Licentiate thesis 2020-004

Machine Learning for Spatially Varying Data

Muhammad Osama

22 April 2020

Abstract:

Many physical quantities around us vary across space or space-time. An example of a spatial quantity is provided by the temperature across Sweden on a given day and as an example of a spatio-temporal quantity we observe the counts of the corona virus cases across the globe. Spatial and spatio-temporal data enable opportunities to answer many important questions. For example, what the weather would be like tomorrow or where the highest risk for occurrence of a disease is in the next few days? Answering questions such as these requires formulating and learning statistical models.

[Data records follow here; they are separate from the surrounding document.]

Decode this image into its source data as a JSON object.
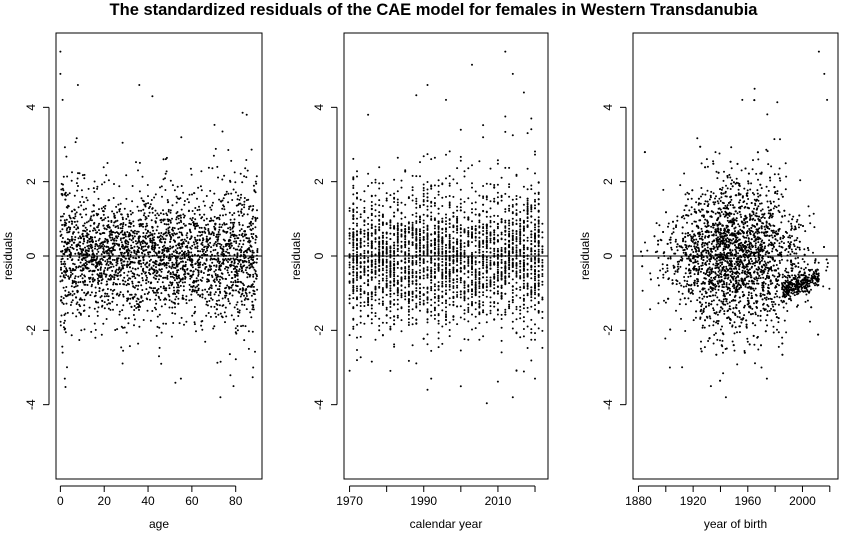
{
  "title": "The standardized residuals of the CAE model for females in Western Transdanubia",
  "chart_data": [
    {
      "type": "scatter",
      "xlabel": "age",
      "ylabel": "residuals",
      "xlim": [
        -2,
        92
      ],
      "ylim": [
        -6,
        6
      ],
      "x_ticks": [
        0,
        20,
        40,
        60,
        80
      ],
      "y_ticks": [
        -4,
        -2,
        0,
        2,
        4
      ],
      "reference_line_y": 0,
      "x_range_of_points": [
        0,
        90
      ],
      "point_count_approx": 5000,
      "points_sample": [
        {
          "x": 0,
          "y": 5.5
        },
        {
          "x": 0,
          "y": 4.9
        },
        {
          "x": 1,
          "y": 4.2
        },
        {
          "x": 8,
          "y": 4.6
        },
        {
          "x": 36,
          "y": 4.6
        },
        {
          "x": 42,
          "y": 4.3
        },
        {
          "x": 85,
          "y": 3.8
        },
        {
          "x": 2,
          "y": -3.3
        },
        {
          "x": 1,
          "y": -2.6
        },
        {
          "x": 55,
          "y": -3.3
        },
        {
          "x": 73,
          "y": -3.8
        },
        {
          "x": 79,
          "y": -3.5
        },
        {
          "x": 46,
          "y": -2.9
        },
        {
          "x": 88,
          "y": -3.0
        }
      ]
    },
    {
      "type": "scatter",
      "xlabel": "calendar year",
      "ylabel": "residuals",
      "xlim": [
        1968.5,
        2023.5
      ],
      "ylim": [
        -6,
        6
      ],
      "x_ticks": [
        1970,
        1990,
        2010
      ],
      "x_minor_ticks": [
        1980,
        2000,
        2020
      ],
      "y_ticks": [
        -4,
        -2,
        0,
        2,
        4
      ],
      "reference_line_y": 0,
      "x_range_of_points": [
        1970,
        2022
      ],
      "point_count_approx": 5000,
      "points_sample": [
        {
          "x": 2012,
          "y": 5.5
        },
        {
          "x": 2014,
          "y": 4.9
        },
        {
          "x": 2017,
          "y": 4.4
        },
        {
          "x": 1991,
          "y": 4.6
        },
        {
          "x": 1996,
          "y": 4.2
        },
        {
          "x": 1975,
          "y": 3.8
        },
        {
          "x": 2014,
          "y": -3.8
        },
        {
          "x": 2020,
          "y": -3.3
        },
        {
          "x": 1992,
          "y": -3.3
        },
        {
          "x": 1972,
          "y": -2.8
        }
      ]
    },
    {
      "type": "scatter",
      "xlabel": "year of birth",
      "ylabel": "residuals",
      "xlim": [
        1876,
        2026
      ],
      "ylim": [
        -6,
        6
      ],
      "x_ticks": [
        1880,
        1920,
        1960,
        2000
      ],
      "x_minor_ticks": [
        1900,
        1940,
        1980,
        2020
      ],
      "y_ticks": [
        -4,
        -2,
        0,
        2,
        4
      ],
      "reference_line_y": 0,
      "x_range_of_points": [
        1880,
        2022
      ],
      "point_count_approx": 5000,
      "points_sample": [
        {
          "x": 2012,
          "y": 5.5
        },
        {
          "x": 2016,
          "y": 4.9
        },
        {
          "x": 2018,
          "y": 4.2
        },
        {
          "x": 1956,
          "y": 4.2
        },
        {
          "x": 1965,
          "y": 4.5
        },
        {
          "x": 1933,
          "y": -3.5
        },
        {
          "x": 1944,
          "y": -3.8
        },
        {
          "x": 1974,
          "y": -3.3
        },
        {
          "x": 1970,
          "y": -3.0
        },
        {
          "x": 1903,
          "y": -3.0
        }
      ]
    }
  ]
}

One of the challenges with spatial and spatio-temporal data is that the size of data can be extremely large which makes learning a model computationally costly. There are several means of overcoming this problem by means of matrix manipulations and approximations. In paper I, we propose a solution to this problem where the model is learned in a streaming fashion i.e. as the data arrives point by point. This also allows for efficient updating of the learned model based on newly arriving data which is very pertinent to spatio-temporal data.

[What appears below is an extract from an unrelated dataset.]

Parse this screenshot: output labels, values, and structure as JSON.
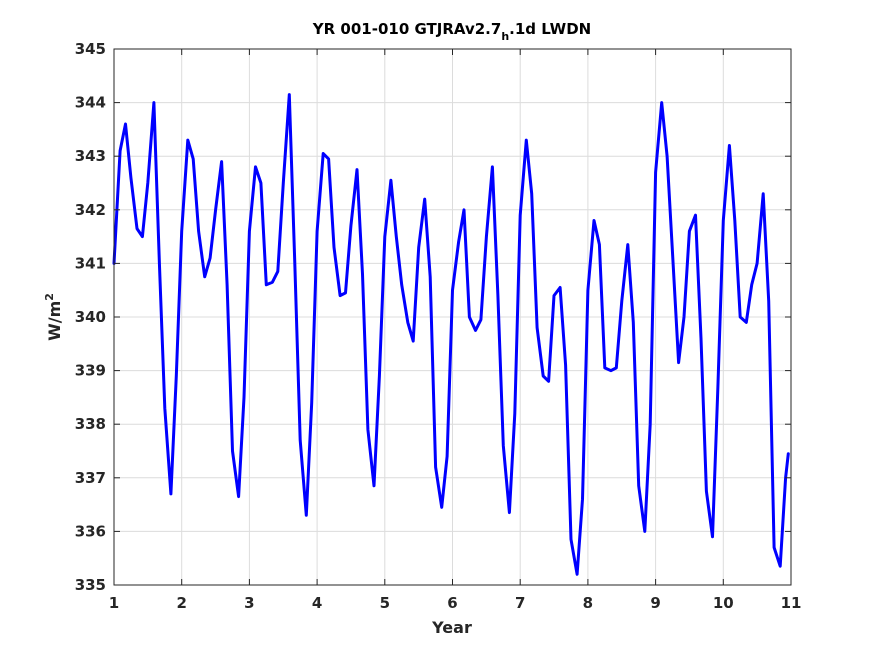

Another interesting problem in the spatial context is to study the causal effect that an exposure variable has on a response variable. For instance, policy makers might be interested in knowing whether increasing the number of police in a district has the desired effect of reducing crimes there. The challenge here is that of spatial confounding. A spatial map of the number of police against the spatial map of the number of crimes in different districts might show a clear association between these two quantities. However, there might be a third unobserved confounding variable that makes both quantities small and large together. In paper II, we propose a solution for estimating causal effects in the presence of such a confounding variable.

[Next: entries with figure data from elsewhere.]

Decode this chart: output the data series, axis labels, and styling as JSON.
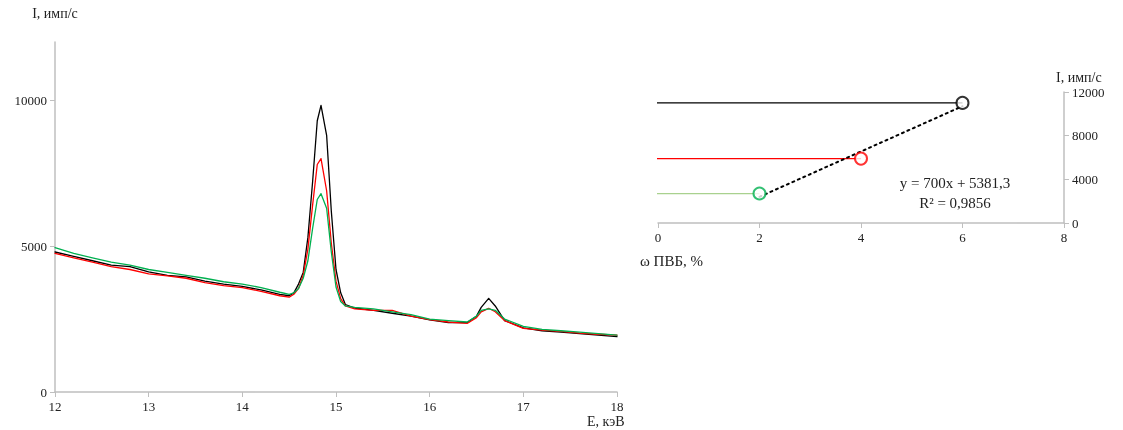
{
  "chart_data": [
    {
      "type": "line",
      "xlabel": "Е, кэВ",
      "ylabel": "I, имп/с",
      "xlim": [
        12,
        18
      ],
      "xticks": [
        12,
        13,
        14,
        15,
        16,
        17,
        18
      ],
      "ylim": [
        0,
        12000
      ],
      "yticks": [
        0,
        5000,
        10000
      ],
      "marker": "none",
      "line_style": "solid",
      "x": [
        12,
        12.2,
        12.4,
        12.6,
        12.8,
        13,
        13.2,
        13.4,
        13.6,
        13.8,
        14,
        14.2,
        14.4,
        14.5,
        14.55,
        14.6,
        14.65,
        14.7,
        14.75,
        14.8,
        14.84,
        14.9,
        14.95,
        15,
        15.05,
        15.1,
        15.2,
        15.4,
        15.6,
        15.8,
        16,
        16.2,
        16.4,
        16.5,
        16.55,
        16.63,
        16.7,
        16.8,
        17,
        17.2,
        17.4,
        17.6,
        17.8,
        18
      ],
      "series": [
        {
          "color": "#000000",
          "values": [
            4800,
            4650,
            4500,
            4350,
            4300,
            4120,
            4000,
            3950,
            3800,
            3700,
            3620,
            3500,
            3350,
            3300,
            3400,
            3700,
            4100,
            5300,
            7200,
            9300,
            9830,
            8800,
            6200,
            4200,
            3400,
            3000,
            2880,
            2800,
            2700,
            2600,
            2470,
            2380,
            2380,
            2600,
            2900,
            3210,
            2950,
            2450,
            2200,
            2100,
            2050,
            2000,
            1950,
            1900
          ]
        },
        {
          "color": "#ff0000",
          "values": [
            4750,
            4600,
            4450,
            4300,
            4200,
            4050,
            3980,
            3900,
            3750,
            3650,
            3580,
            3450,
            3300,
            3250,
            3350,
            3550,
            4000,
            4900,
            6400,
            7800,
            8000,
            6900,
            5100,
            3800,
            3200,
            2950,
            2850,
            2800,
            2800,
            2600,
            2480,
            2400,
            2350,
            2550,
            2750,
            2870,
            2750,
            2450,
            2180,
            2120,
            2080,
            2020,
            1980,
            1950
          ]
        },
        {
          "color": "#00b050",
          "values": [
            4950,
            4750,
            4600,
            4450,
            4350,
            4200,
            4100,
            4000,
            3900,
            3780,
            3700,
            3580,
            3420,
            3350,
            3400,
            3550,
            3900,
            4500,
            5600,
            6600,
            6800,
            6300,
            4800,
            3600,
            3100,
            2950,
            2900,
            2850,
            2750,
            2650,
            2500,
            2450,
            2400,
            2600,
            2800,
            2850,
            2800,
            2500,
            2250,
            2150,
            2100,
            2050,
            2000,
            1950
          ]
        }
      ]
    },
    {
      "type": "scatter",
      "xlabel": "ω ПВБ, %",
      "ylabel": "I, имп/с",
      "xlim": [
        0,
        8
      ],
      "xticks": [
        0,
        2,
        4,
        6,
        8
      ],
      "ylim": [
        0,
        12000
      ],
      "yticks": [
        0,
        4000,
        8000,
        12000
      ],
      "marker": "circle",
      "series": [
        {
          "type": "scatter",
          "x": [
            2,
            4,
            6
          ],
          "values": [
            2700,
            5900,
            11000
          ],
          "colors": [
            "#00b050",
            "#ff0000",
            "#000000"
          ]
        },
        {
          "type": "line",
          "x": [
            2,
            6
          ],
          "values": [
            2400,
            10700
          ],
          "color": "#000000",
          "line_style": "dotted",
          "marker": "none"
        }
      ],
      "ref_lines": [
        {
          "axis": "y",
          "value": 11000,
          "color": "#000000"
        },
        {
          "axis": "y",
          "value": 5900,
          "color": "#ff0000"
        },
        {
          "axis": "y",
          "value": 2700,
          "color": "#a9d18e"
        }
      ],
      "annotations": [
        "y = 700x + 5381,3",
        "R² = 0,9856"
      ]
    }
  ]
}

Another common type of spatial data is point or event data, i.e., the occurrence of events across space. The event could for example be a reported disease or crime and one may be interested in predicting the counts of the event in a given region. A fundamental challenge here is to quantify the uncertainty in the predicted counts in a model in a robust manner. In paper III, we propose a regularized criterion for learning a predictive model of counts of events across spatial regions. The regularization ensures tighter prediction intervals around the predicted counts and have valid coverage irrespective of the degree of model misspecification.